Mutation of serine 119 decreases the ability of SRSF1 to interact with RNA. (A) 293T cells were transfected with SRSF1 (lanes 1 and 2) or SRSF1 S119A (lanes 3 and 4). Twenty hours posttransfection, the cells were UV cross-linked and lysed. The cell lysates were adjusted to equal protein concentration and treated with T1 RNase before IPs with magnetic beads conjugated with either mouse IgG (lanes 1 and 3) or anti-SRSF1 (lanes 2 and 4). Immunoprecipitated samples were dephosphorylated, labeled with γ-[³²P]-ATP by PNK kinase, and run on a denaturating polyacrylamide gel before analysis by autoradiography. The immunoblot (lower panel) shows the amount of SRSF1 in the cell lysate. The arrows indicate accumulation of specific RNA species. (B) Lanes in unsaturated images were manually detected in Adobe Photoshop using identical frames.

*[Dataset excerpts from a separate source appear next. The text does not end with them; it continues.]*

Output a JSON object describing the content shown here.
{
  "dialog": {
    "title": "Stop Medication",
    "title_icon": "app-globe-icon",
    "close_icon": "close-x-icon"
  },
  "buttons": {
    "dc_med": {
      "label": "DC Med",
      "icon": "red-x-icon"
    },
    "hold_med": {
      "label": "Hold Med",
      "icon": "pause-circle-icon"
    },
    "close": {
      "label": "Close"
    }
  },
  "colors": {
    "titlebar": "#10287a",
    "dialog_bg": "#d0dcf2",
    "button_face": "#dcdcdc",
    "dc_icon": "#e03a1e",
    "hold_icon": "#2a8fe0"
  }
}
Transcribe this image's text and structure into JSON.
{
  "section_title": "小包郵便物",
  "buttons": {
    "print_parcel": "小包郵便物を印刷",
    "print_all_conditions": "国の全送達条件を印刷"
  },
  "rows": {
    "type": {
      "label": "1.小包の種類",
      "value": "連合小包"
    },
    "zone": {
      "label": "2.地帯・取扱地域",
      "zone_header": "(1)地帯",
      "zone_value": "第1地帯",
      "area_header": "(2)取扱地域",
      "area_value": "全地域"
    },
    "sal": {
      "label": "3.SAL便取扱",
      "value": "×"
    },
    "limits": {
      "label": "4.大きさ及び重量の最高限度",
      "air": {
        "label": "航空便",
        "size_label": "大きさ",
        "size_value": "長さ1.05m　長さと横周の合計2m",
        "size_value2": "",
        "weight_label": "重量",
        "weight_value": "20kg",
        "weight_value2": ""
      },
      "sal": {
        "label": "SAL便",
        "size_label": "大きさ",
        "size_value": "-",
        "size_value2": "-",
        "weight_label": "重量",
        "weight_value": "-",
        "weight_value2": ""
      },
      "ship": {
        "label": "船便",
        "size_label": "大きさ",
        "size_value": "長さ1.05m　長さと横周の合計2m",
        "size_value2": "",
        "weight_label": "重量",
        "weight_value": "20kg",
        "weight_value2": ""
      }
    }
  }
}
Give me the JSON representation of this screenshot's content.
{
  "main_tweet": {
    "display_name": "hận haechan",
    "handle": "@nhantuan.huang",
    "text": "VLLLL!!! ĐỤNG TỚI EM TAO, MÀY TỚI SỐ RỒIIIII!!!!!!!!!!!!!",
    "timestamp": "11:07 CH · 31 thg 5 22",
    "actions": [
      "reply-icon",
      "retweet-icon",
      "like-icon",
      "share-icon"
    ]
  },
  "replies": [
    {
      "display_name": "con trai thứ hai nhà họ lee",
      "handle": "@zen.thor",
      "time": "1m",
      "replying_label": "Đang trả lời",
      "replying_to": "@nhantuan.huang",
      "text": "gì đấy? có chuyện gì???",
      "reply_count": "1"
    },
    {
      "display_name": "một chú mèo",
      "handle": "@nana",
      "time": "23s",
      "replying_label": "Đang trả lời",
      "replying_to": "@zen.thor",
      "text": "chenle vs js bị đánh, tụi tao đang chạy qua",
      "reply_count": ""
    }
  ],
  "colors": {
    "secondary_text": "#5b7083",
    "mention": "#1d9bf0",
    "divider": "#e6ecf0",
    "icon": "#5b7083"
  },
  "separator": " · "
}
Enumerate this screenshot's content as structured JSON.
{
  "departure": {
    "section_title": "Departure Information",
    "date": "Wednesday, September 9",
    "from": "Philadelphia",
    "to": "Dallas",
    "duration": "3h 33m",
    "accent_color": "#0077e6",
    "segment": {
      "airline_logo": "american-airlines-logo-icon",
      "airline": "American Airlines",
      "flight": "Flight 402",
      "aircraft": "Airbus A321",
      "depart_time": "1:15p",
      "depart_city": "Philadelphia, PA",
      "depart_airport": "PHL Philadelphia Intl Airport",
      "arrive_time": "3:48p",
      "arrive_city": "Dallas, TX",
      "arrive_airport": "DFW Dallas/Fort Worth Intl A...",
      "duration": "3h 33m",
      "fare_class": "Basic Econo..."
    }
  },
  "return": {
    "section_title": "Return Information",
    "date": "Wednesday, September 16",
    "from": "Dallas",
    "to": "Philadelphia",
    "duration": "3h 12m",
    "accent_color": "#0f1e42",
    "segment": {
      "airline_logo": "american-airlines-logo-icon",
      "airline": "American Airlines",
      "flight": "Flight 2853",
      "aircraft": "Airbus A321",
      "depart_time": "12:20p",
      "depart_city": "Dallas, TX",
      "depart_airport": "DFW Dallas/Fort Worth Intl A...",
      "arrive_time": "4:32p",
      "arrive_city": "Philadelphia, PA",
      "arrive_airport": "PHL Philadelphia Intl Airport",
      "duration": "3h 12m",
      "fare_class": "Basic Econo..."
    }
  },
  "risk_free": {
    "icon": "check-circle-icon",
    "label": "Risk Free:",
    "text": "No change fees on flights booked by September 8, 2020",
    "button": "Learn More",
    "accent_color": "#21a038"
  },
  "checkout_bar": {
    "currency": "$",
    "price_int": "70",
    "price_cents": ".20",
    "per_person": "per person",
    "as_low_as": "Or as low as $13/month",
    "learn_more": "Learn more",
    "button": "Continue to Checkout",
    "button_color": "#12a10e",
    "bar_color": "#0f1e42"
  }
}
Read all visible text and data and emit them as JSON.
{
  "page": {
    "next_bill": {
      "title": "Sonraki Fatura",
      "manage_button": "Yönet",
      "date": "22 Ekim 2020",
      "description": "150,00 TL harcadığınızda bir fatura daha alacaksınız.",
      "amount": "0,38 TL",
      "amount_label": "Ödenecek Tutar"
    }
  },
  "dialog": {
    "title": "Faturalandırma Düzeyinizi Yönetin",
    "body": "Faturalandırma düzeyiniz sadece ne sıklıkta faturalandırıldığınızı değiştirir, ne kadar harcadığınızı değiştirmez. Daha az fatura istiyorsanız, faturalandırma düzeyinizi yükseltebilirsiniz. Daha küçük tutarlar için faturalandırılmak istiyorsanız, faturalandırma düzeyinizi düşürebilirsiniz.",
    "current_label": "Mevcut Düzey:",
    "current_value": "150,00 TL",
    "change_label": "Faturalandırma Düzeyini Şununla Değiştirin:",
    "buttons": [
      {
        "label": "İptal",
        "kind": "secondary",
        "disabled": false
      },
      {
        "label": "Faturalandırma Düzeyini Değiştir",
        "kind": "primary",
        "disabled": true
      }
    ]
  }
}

The obtained intensities were adjusted for background and analyzed in GraphPad Prism by a paired t test (n = 3).

Figure 6.

Mutation of serine 119 enhances the ability of SRSF1 to activate splicing of the Minx transcript in vitro. (A) In vitro splicing of Minx pre-mRNA in HeLa-NE (lane 1) or S100 extracts (lanes 2-5). The splicing-deficient S100 extracts were supplemented with either no addition (lane 2), SR mix (lane 3), SRSF1 (lane 4), or SRSF1 S119A (lane 5). The identities of the RNAs are shown schematically at the right side of the panel. (B) Unsaturated images were quantified in Scion Image, adjusted for background, and analyzed by a paired t test in GraphPad Prism (n = 9).